There is entirely too much going on in the world, too much changing and way too quickly. Our physical bodies, our brains have not evolved quickly enough to keep pace with the speed of our ongoing tech developments, the increasingly rapid-fire news cycle, and our social and economic shifts over the past few years.
Rest is a critical component of recovery and healing. Rest is also a critical component of the creative process.
In so many ways, rest is about trust. Trust that your world will get along fine without your active participation for a while. That whatever you're resting on will support you. That you will continue to be just fine without trying to figure anything out or make anything happen.
When you don't know what to do next? Try doing nothing. Try resting.

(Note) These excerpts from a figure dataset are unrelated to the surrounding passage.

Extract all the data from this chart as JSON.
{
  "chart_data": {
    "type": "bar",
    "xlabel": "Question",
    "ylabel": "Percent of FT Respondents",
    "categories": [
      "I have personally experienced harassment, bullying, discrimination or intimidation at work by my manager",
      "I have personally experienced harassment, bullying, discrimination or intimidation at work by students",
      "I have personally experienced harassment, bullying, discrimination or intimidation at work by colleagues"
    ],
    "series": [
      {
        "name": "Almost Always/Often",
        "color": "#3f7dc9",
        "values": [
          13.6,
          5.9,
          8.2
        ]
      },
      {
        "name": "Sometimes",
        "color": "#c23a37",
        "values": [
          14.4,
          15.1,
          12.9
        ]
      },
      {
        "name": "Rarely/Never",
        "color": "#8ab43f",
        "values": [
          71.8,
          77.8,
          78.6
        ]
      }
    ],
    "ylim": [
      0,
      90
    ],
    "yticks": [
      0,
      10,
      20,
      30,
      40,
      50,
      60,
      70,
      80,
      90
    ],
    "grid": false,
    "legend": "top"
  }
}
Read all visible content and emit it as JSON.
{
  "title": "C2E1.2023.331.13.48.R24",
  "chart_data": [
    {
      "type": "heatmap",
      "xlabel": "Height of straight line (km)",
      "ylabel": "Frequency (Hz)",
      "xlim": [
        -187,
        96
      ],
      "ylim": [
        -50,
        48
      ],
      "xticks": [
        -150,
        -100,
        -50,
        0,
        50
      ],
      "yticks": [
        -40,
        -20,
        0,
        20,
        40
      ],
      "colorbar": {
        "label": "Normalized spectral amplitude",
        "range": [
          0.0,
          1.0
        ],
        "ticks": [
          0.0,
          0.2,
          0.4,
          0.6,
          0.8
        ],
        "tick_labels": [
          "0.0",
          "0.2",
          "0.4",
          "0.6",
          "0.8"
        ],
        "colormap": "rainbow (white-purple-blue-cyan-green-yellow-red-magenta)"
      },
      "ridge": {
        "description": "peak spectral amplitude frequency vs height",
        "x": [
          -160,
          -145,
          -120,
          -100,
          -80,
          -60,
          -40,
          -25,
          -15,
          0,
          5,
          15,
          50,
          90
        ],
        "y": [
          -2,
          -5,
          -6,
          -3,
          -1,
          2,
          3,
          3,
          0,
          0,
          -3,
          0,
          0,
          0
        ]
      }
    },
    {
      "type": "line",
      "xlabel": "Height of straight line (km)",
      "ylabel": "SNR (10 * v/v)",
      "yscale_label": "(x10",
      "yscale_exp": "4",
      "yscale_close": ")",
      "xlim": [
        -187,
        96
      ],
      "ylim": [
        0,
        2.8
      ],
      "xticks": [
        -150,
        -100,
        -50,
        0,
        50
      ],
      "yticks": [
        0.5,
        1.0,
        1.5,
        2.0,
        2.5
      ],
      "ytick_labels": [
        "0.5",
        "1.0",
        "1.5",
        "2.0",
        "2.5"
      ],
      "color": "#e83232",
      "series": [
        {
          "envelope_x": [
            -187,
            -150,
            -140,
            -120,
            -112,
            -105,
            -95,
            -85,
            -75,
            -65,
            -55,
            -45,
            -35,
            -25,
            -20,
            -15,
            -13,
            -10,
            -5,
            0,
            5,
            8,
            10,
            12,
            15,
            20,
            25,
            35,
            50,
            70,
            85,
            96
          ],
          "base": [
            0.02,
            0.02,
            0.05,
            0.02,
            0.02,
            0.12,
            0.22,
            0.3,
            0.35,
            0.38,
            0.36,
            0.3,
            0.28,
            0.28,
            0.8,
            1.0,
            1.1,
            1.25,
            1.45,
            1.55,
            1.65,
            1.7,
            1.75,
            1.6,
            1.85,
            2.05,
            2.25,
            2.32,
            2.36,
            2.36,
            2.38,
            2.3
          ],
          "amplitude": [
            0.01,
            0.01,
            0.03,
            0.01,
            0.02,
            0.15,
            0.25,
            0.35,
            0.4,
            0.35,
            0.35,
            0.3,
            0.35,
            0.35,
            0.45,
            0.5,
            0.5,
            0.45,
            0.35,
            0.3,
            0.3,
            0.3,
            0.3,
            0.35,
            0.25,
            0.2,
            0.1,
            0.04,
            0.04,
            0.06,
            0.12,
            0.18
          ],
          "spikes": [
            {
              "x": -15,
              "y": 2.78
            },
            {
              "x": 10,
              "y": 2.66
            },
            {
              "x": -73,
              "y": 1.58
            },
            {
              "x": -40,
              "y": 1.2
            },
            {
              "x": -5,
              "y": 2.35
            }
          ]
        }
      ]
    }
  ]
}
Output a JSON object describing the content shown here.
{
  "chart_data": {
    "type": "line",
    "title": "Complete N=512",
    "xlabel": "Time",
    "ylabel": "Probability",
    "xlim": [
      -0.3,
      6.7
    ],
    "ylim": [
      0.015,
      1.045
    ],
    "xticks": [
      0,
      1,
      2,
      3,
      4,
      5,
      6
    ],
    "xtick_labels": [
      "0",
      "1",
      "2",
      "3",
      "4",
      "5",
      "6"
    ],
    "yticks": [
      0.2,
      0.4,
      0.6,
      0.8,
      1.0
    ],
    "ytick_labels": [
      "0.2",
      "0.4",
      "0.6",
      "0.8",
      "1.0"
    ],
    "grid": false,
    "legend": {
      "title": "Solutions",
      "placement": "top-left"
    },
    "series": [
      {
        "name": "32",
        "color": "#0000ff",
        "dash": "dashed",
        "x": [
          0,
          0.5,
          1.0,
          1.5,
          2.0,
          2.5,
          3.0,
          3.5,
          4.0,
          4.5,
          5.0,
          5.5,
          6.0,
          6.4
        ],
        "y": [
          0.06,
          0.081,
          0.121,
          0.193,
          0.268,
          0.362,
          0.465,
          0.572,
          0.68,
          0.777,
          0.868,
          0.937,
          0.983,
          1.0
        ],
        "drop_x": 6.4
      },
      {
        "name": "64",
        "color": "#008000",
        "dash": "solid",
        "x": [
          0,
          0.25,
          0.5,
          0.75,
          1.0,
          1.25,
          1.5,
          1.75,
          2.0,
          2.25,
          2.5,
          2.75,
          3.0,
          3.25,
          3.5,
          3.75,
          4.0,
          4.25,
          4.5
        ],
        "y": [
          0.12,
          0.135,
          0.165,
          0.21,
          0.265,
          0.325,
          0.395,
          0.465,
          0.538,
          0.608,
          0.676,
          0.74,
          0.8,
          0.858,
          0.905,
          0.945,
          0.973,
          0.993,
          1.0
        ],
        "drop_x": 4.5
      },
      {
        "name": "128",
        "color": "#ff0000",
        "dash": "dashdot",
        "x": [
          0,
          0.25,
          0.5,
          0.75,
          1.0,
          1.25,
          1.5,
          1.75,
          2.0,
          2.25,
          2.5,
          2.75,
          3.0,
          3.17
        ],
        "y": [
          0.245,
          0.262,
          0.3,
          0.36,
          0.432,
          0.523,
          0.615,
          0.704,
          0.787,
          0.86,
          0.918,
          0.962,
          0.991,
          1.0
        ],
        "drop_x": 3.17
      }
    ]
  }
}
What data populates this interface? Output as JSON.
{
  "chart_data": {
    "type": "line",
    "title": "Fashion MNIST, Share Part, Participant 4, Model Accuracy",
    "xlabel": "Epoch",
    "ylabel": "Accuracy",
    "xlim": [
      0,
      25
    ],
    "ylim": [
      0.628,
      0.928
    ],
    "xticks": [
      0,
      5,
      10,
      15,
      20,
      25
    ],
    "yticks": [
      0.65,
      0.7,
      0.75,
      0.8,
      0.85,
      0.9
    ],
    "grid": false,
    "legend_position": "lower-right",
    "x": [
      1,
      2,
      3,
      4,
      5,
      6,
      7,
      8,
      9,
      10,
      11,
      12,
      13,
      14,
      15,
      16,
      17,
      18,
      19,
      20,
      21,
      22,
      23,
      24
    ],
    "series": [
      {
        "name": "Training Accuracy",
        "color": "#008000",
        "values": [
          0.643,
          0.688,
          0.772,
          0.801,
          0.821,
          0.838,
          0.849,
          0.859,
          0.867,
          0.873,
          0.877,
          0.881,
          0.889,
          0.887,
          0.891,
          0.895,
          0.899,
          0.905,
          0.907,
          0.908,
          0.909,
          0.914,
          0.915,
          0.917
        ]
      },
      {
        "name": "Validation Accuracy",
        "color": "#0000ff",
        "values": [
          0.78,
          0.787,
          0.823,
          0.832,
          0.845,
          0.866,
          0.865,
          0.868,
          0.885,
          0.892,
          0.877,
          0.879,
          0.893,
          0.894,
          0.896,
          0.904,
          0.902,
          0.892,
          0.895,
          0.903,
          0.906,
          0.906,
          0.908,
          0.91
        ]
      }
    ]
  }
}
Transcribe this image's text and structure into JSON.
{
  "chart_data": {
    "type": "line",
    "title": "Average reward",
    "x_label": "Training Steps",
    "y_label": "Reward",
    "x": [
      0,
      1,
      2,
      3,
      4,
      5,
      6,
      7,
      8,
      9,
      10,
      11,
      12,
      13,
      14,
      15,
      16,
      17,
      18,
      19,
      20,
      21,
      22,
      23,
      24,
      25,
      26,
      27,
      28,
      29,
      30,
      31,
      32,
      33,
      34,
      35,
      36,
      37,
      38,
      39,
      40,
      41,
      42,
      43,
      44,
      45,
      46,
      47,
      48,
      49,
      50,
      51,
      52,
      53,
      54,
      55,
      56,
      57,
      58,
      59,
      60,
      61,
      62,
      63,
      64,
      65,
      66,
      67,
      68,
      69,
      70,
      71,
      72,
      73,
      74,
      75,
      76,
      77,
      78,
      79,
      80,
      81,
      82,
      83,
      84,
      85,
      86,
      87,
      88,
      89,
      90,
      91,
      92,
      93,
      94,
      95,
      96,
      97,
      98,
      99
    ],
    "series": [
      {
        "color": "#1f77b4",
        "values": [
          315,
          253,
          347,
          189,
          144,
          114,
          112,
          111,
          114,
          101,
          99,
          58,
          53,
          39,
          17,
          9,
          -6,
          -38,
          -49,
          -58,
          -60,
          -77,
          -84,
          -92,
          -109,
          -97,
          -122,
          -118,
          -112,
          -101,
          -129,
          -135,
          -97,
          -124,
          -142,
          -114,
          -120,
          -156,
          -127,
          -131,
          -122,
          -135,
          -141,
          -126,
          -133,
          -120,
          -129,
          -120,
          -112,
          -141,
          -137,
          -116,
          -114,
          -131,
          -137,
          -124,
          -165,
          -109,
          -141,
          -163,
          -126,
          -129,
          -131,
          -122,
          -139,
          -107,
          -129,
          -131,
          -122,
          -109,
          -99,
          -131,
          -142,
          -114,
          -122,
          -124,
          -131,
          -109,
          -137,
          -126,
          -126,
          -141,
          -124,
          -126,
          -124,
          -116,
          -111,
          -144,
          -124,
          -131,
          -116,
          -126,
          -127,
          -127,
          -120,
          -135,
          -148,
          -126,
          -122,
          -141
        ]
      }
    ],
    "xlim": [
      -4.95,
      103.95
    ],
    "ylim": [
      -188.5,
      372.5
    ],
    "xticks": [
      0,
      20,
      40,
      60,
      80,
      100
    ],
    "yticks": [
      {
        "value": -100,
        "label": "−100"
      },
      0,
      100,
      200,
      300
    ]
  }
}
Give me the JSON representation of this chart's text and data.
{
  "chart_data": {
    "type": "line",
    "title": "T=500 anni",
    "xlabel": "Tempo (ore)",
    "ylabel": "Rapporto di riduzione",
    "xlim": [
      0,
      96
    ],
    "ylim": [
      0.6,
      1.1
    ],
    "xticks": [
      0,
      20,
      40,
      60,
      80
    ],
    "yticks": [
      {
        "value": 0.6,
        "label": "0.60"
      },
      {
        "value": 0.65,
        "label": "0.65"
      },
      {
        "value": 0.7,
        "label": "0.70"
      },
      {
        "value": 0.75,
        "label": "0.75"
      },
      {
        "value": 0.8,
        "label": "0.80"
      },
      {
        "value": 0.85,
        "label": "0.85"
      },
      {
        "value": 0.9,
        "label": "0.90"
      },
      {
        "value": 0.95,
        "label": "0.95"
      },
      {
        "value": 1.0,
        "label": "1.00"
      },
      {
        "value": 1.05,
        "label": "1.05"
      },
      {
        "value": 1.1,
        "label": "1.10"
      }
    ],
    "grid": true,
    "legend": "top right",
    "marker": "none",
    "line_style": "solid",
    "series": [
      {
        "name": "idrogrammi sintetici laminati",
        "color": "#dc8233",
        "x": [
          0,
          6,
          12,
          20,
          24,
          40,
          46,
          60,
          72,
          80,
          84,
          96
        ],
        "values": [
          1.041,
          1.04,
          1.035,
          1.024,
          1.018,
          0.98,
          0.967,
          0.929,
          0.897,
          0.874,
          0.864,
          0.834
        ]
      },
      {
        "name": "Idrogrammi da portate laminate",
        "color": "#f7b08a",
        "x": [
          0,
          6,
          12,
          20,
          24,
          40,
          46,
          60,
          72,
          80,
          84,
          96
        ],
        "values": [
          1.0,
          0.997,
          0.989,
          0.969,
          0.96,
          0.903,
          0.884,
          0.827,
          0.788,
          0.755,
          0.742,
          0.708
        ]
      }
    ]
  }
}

Turn your energy and dilemmas over to source, to your personal definition of a higher order of things. Notice your breath if you have to calm your mind, and just rest.
That's really what this IV of Swords is all about. The illustration is by Pamela Coleman Smith and is a part of the classic and highly influential Waite-Ryder deck. The abbreviated, original meaning indicates rest (possibly after suffering).
We see a figure at rest, his hands in prayer position, above what is commonly called the "Sword of Truth", with three additional swords hanging on the background wall. The integral, often overlooked part of this image is the stained glass window showing one figure imploring another for some sort of assistance. Considering that the scene is depicted in a church and that the window is illuminated, that scene is playing out in a spiritual domain.
Most things are beyond our control. The unfolding events of the world certainly are. Why not hang up your swords, lay yourself down, ask the universe, or God, for help (if you need it), and surrender to rest?
I will elaborate on rest in a future post and maybe add to this one later. But for now, and for so many reasons, I am going to rest.